Fembio Specials Exilantinnen (1933-1945) Hannah Tillich
Fembio Special: Exilantinnen (1933-1945)
Hannah Tillich
geboren am 17. Mai 1896 in Rotenburg an der Fulda
gestorben am 27. Oktober 1988 in East Hampton, New York
deutsch-US-amerikanische Schriftstellerin und Malerin; Ehefrau Paul Tillichs
35. Todestag am 27. Oktober 2023
Biografie • Literatur & Quellen
Biografie
„I am. I alone am.“ Dies sind die ersten Worte eines Buches, das 1973 die US-amerikanischen Feuilletons zu heftigen Debatten provoziert.
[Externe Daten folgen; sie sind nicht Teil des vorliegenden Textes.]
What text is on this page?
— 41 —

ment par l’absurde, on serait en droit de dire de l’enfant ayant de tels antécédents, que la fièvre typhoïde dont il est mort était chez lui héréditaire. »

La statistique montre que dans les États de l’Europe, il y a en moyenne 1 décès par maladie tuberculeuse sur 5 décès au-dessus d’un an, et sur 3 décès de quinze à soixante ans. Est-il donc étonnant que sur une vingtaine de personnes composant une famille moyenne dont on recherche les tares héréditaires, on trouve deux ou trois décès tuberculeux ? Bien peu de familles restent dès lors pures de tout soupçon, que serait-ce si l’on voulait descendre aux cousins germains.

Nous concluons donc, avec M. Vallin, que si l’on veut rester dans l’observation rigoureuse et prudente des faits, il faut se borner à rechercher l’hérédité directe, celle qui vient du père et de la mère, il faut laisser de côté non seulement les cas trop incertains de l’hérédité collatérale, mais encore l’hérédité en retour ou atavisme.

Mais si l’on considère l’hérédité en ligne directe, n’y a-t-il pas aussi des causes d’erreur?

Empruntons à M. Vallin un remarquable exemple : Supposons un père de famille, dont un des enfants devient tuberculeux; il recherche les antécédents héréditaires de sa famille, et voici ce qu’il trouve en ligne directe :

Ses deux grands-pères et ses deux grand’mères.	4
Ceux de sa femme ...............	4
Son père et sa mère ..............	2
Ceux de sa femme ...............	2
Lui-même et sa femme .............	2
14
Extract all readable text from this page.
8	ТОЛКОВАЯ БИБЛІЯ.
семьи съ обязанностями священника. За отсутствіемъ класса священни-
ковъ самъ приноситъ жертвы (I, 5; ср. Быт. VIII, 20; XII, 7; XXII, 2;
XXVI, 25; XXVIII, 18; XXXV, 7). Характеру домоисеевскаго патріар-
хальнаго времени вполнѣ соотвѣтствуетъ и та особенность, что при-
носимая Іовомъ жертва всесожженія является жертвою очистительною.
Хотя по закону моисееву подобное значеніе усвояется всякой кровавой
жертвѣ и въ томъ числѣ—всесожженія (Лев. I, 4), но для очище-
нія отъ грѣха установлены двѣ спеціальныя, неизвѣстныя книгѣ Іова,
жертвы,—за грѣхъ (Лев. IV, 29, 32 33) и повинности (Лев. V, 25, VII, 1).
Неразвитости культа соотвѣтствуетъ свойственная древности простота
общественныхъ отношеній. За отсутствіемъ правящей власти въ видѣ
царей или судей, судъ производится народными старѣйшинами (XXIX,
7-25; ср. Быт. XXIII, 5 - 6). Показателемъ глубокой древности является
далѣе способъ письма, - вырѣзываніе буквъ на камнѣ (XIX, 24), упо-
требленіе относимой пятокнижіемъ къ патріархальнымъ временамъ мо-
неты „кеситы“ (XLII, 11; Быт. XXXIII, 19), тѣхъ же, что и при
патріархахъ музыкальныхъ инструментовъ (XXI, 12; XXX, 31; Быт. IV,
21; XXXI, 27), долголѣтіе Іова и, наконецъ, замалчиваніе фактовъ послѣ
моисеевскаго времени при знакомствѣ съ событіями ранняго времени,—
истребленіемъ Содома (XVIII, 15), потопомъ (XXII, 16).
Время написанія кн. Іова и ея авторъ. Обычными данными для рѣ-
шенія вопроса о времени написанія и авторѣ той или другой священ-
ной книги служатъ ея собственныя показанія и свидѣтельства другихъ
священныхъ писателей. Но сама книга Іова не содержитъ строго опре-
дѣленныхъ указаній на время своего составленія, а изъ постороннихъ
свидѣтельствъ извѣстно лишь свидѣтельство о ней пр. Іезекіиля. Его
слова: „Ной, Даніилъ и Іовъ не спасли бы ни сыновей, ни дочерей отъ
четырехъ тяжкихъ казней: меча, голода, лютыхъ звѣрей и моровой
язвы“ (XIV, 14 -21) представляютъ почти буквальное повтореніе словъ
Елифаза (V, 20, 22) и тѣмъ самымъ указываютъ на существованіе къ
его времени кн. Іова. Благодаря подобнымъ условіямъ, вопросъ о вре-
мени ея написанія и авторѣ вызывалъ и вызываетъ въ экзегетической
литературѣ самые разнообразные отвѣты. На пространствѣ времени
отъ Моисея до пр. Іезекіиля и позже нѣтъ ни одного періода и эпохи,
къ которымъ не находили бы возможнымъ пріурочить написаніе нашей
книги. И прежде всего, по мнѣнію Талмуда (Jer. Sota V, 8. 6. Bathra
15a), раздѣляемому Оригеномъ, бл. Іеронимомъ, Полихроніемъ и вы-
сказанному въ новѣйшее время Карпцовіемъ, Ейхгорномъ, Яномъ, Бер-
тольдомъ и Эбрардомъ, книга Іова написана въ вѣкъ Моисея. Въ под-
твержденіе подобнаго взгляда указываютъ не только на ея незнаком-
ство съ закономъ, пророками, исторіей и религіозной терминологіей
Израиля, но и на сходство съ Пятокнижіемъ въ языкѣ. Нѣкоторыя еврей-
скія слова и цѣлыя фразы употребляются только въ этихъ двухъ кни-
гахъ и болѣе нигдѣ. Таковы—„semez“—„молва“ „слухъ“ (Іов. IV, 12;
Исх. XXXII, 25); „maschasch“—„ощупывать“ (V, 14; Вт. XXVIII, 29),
So offensiv wie nonchalant veröffentlicht Hannah Tillich – 77-jährig! – unter dem Titel From Time to Time den ersten Teil ihrer literarischen Spätlese: Lyrik, Erzählungen und Dramolette, pointenreich collagiert mit Erinnerungen an ein zweifellos bewegtes Leben. Biographische Details, die Hannah Tillich preisgibt, missfallen insbesondere der deutschen Paul-Tillich-Gesellschaft. Auf dem sogenannten Rechtsweg gelingt es, From Time to Time dem deutschen Lesepublikum vorzuenthalten – für beinahe 20 Jahre.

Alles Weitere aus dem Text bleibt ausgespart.